Seventeen years after Ralph Rucci became the first American designer since Mainbocher to show a couture collection in Paris, he is about to return to that stage this summer.
The designer has been approved, but he has not yet been awarded a date or time on the couture calendar, which runs June 29 through July 4. In a phone interview Thursday, Rucci said he will be happy with whatever fate is decided upon since he sees it as his destiny.
“It’s really quite extraordinary. I’m excited. It’s a new step in life,” Rucci said. “I need to do this because there is very little, if any, of an American couture left, and you must go there.”
Five years ago, the designer officially left his own company and now designs clothes under the RR331 label. His return to the European stage will be far from more of the same. “I’m not going to be bringing what I’ve already done in the couture — beading and feathers and all of that. I’m getting away from an element of decoration. I’m just bringing cut, a monastic quality, a reduction of decoration and more implementation of intensity, of drape — technique that the couture was founded on.”
Rucci is also planning on a great return to daytime clothes. “Do we really want to see one more satin dress as big as this room?” he asked, referring to the alternative.
The abbreviated name of his label underlines the designer’s new pared-down approach. Referring to his experience designing for his private clients over the past few years, Rucci said, “It’s rare that they come to you for an elaborate evening dress. Women of couture really want great double-faced cashmere coats, or embroidery that is so subtle, or a mosaic of leather,” he said.
What he hears more often than anything else in terms of requests is that clients prefer to select a painting from Rucci, who is also an artist, that he then will have screen-printed on the cloth, whether that be double-faced wool or silk “to make the garment look like a painting, but keep it subtle — nothing wild.” Rucci added that raincoats are popular with his clients.
Rucci declined to discuss the specifics, regarding his inability to use his name for business purposes. He also would not identify the current owners.

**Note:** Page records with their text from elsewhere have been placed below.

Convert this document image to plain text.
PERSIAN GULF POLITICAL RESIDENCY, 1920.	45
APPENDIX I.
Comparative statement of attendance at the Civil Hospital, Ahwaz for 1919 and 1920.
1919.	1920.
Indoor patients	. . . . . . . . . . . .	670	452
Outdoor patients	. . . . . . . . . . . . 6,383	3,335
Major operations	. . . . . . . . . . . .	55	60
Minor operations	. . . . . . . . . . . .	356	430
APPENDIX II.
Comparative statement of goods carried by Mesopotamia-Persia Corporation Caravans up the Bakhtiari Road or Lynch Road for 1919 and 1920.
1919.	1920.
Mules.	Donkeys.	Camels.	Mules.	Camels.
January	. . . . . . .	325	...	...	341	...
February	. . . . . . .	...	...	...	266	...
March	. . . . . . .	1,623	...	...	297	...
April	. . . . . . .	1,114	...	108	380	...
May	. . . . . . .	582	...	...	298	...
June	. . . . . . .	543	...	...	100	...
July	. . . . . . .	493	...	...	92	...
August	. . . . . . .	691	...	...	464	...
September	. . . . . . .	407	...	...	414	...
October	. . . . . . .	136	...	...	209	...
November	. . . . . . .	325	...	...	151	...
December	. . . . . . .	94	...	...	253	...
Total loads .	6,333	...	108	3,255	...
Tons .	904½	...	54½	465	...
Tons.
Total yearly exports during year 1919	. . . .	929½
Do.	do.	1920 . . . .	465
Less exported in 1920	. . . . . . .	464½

As reported in 2012, Nancy and Howard Marks made a capital investment in Rucci’s business through their holding company Deia LLC. In 2013, the Chado Ralph Rucci label dropped “Chado” in order to be known as Ralph Rucci. The following year the company’s namesake exited Ralph Rucci LLC and the collection was shuttered. Deia owns the multibrand showroom Goods and Services, as well as the women’s ready-to-wear label Sies Marjan.

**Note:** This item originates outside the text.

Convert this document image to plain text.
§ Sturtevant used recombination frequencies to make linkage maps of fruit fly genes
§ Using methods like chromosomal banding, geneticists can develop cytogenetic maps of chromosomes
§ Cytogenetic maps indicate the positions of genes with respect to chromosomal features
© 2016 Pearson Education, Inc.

For his return to couture, the designer will introduce “a very hidden way of using fur delicately. It’s not in-your-face or a mixture of decoration.” That will be achieved with his 22-year collaborator for fur, Nick Pologeorgis.
While artists such as Cy Twombly are a continual source of inspiration for Rucci, he has been drawn to Japanese basketry as of late, more specifically the look of an unfinished basket and how the reeds go off in different directions can be translated into similar silhouettes. In terms of the palette, Rucci said it will be a mixture of Renaissance on top of Renaissance — as in Italian, French and the Netherlands Renaissance. He is also taking references of Renaissance jewelry and silhouettes, but subdued.
The designer is creating gowns for legends of the ballroom community and fashion runways who will join in a show for “L’Hommage…A Night of Celebration, Unity and Love” on May 11 at Judson Memorial Church in New York. The runway show and vogueing competition will be part of a cocktail party event that will benefit the LGBTQ community. Rucci said that endeavor has influenced what he is about to start with couture. The transsexual women are known in this country and across the world for being dressed in dazzling ideas like beads and feathers and duh, duh, duh, da. What I wanted to do was to take that away especially with two of them who are quite renowned now. I used heavy matte black, crepe bias spiraling seams for the shadow and the drape. I said, ‘This is a rediscovery of what I first started.’ My first collection in 1980 was entirely about that. In a way, I’m going back to my very first attempt in fashion and it feels right, especially now with couture looking so decorative.”
As for whether a solution could be reached that would allow him to use his name again, Rucci said, “It would be wonderful if it were resolvable. What I would be much more happy with would be the return of my archives. Those are my children and that is a big psychological difficulty for me not having my clothes, the special things that I worked so closely on.”